Most cases of pentalogy of Cantrell are idiopathic. However, some cases have been described with a genetic linkage to a locus at Xq25-q26.1.
Diagnosis
A diagnosis of pentalogy of Cantrell can often be made before birth sometimes using a fetal ultrasound to detect some of the defects associated with pentalogy of Cantrell. Echocardiography is usually performed to evaluate the extent of the involvement of the heart. Magnetic resonance imaging may also be performed to assess the degree of certain anomalies such as abdominal wall and pericardial defects. An MRI uses a magnetic field and radio waves to produce cross-sectional images of particular organs and bodily tissues.
Treatment
The treatment of pentalogy of Cantrell is directed toward the specific symptoms that are apparent in each individual. Surgical intervention for cardiac, diaphragmatic and other associated defects is necessary. Affected infants will require complex medical care and may require surgical intervention. In most cases, pentalogy of Cantrell is fatal without surgical intervention. However, in some cases, the defects are so severe that the individual dies regardless of the medical or surgical interventions received. The specific treatment strategy will vary from one infant to another based upon various factors, including the size and type of abdominal wall defect, the specific cardiac anomalies that are present, and the particular type of ectopia cordis. Surgical procedures that may be required shortly after birth include repair of an omphalocele. At this time, physicians may also attempt to repair certain other defects including defects of the sternum, diaphragm and the pericardium. In severe cases, some physicians advocate for a staged repair of the defects associated with pentalogy of Cantrell. The initial operation immediately after birth provides separation of the peritoneal and pericardial cavities, coverage of the midline defect and repair of the omphalocele.

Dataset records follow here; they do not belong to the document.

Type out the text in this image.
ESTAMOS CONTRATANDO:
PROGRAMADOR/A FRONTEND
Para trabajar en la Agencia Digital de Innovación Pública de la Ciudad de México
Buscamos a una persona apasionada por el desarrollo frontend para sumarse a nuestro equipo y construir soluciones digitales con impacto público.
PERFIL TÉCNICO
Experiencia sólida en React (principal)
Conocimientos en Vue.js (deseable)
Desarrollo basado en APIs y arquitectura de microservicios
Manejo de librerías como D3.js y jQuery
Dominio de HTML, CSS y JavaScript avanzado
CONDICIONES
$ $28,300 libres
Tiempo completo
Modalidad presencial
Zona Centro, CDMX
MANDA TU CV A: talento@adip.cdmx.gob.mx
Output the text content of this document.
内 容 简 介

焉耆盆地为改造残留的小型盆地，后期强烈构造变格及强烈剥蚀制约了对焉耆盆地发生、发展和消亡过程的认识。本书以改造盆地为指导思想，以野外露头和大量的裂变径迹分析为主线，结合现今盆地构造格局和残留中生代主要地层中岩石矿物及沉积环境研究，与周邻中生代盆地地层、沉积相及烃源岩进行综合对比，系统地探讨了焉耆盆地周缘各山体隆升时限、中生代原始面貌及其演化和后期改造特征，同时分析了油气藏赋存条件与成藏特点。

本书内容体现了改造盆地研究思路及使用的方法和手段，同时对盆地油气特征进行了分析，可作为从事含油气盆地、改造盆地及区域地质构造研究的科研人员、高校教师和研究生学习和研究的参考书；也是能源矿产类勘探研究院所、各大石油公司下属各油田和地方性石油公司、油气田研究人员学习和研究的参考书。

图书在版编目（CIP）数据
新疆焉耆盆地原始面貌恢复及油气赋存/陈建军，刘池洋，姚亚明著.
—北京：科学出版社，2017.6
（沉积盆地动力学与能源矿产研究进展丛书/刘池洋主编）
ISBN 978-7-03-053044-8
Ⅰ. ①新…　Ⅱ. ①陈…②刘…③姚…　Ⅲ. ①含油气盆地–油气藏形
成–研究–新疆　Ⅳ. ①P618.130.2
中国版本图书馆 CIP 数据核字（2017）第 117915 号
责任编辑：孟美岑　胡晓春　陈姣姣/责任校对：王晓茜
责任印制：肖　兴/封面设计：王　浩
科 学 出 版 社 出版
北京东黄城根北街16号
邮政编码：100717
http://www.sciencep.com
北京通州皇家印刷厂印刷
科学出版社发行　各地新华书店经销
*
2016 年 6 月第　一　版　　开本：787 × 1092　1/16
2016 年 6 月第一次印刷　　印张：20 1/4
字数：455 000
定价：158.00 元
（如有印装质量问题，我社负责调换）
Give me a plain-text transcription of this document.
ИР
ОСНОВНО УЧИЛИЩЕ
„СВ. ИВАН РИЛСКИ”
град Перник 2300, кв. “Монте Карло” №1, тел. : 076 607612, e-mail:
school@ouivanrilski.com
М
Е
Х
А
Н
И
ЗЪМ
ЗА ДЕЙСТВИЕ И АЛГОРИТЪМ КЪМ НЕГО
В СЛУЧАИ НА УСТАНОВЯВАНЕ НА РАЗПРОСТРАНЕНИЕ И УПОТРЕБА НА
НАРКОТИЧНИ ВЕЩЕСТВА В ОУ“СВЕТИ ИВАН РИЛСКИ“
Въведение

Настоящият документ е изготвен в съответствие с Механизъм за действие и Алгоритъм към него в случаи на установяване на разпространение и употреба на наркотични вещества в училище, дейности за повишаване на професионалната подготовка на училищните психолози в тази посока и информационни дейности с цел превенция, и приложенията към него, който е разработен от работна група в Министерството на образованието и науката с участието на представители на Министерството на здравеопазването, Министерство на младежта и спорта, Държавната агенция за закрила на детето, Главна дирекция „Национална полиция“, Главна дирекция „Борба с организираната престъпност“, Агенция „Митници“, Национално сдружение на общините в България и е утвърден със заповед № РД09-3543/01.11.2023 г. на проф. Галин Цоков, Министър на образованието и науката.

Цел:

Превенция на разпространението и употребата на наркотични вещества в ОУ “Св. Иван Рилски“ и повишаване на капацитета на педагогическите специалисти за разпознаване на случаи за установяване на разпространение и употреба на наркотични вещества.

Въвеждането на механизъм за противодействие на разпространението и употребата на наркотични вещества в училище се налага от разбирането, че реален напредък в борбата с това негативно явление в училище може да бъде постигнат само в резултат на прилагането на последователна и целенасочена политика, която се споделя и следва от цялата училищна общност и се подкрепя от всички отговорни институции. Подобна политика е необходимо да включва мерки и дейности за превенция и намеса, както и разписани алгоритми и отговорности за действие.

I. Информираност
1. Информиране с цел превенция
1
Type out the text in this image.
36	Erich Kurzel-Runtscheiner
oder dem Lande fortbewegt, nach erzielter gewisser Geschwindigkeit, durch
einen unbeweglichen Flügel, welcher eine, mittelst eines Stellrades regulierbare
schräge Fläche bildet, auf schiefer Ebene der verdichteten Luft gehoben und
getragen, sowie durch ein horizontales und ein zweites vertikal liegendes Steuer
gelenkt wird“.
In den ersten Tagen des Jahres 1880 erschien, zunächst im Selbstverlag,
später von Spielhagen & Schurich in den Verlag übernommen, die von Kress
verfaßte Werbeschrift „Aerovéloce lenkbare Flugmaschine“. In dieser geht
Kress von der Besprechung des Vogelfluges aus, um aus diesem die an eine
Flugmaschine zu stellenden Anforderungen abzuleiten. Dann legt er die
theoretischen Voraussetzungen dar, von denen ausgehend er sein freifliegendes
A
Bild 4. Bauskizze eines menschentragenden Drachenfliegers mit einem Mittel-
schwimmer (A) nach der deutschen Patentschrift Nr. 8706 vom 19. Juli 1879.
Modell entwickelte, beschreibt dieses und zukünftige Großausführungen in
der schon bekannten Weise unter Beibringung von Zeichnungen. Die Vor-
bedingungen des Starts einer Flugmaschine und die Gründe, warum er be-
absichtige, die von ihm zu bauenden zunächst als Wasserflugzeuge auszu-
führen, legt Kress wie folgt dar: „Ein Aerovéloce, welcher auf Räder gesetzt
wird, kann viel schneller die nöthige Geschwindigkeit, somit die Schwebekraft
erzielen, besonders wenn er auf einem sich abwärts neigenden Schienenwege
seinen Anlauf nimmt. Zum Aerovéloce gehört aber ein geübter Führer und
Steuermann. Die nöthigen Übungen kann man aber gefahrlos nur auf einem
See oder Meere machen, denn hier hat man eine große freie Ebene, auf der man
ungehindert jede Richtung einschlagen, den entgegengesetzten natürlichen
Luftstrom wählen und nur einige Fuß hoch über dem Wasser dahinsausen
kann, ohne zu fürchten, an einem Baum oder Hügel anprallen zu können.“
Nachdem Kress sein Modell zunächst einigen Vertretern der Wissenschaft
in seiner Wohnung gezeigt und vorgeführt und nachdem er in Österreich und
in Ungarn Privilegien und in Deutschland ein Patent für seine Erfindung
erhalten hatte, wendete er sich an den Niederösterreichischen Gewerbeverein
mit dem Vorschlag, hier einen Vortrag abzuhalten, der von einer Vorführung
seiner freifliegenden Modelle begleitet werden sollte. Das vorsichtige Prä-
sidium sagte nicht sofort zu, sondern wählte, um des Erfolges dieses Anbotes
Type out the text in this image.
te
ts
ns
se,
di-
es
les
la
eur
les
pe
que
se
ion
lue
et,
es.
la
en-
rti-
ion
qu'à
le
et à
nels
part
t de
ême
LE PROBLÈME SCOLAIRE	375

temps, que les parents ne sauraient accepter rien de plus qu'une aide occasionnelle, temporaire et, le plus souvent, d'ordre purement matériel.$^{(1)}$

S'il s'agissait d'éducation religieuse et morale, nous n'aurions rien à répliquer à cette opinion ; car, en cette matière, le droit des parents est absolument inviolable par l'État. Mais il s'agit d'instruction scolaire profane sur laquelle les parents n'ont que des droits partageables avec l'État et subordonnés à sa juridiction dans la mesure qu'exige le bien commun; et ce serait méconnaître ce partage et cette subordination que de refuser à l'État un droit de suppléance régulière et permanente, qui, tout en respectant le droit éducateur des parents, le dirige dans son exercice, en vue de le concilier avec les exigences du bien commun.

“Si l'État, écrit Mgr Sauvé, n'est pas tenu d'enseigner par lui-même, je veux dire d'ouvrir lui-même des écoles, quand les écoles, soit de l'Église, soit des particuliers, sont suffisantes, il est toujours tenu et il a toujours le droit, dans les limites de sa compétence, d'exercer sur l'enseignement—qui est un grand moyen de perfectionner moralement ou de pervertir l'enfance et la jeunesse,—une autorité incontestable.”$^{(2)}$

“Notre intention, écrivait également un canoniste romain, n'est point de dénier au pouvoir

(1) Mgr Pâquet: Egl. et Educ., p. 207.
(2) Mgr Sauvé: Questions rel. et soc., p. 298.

After appropriate growth of the thoracic cavity and lungs, the second stage consists of the repair of cardiac defects and return of the heart to the chest. Eventually, usually by age 2 or 3, reconstruction of the lower sternum or epigastrium may be necessary. Other treatment of pentalogy of Cantrell is symptomatic and supportive.
Epidemiology
Pentalogy of Cantrell occurs in 1/65,000 to 1/200,000 live births.
History
It was first characterized in 1958. A 2010 study concluded that the 13th-century Christian saintRose of Viterbo died of complications of Pentalogy of Cantrell.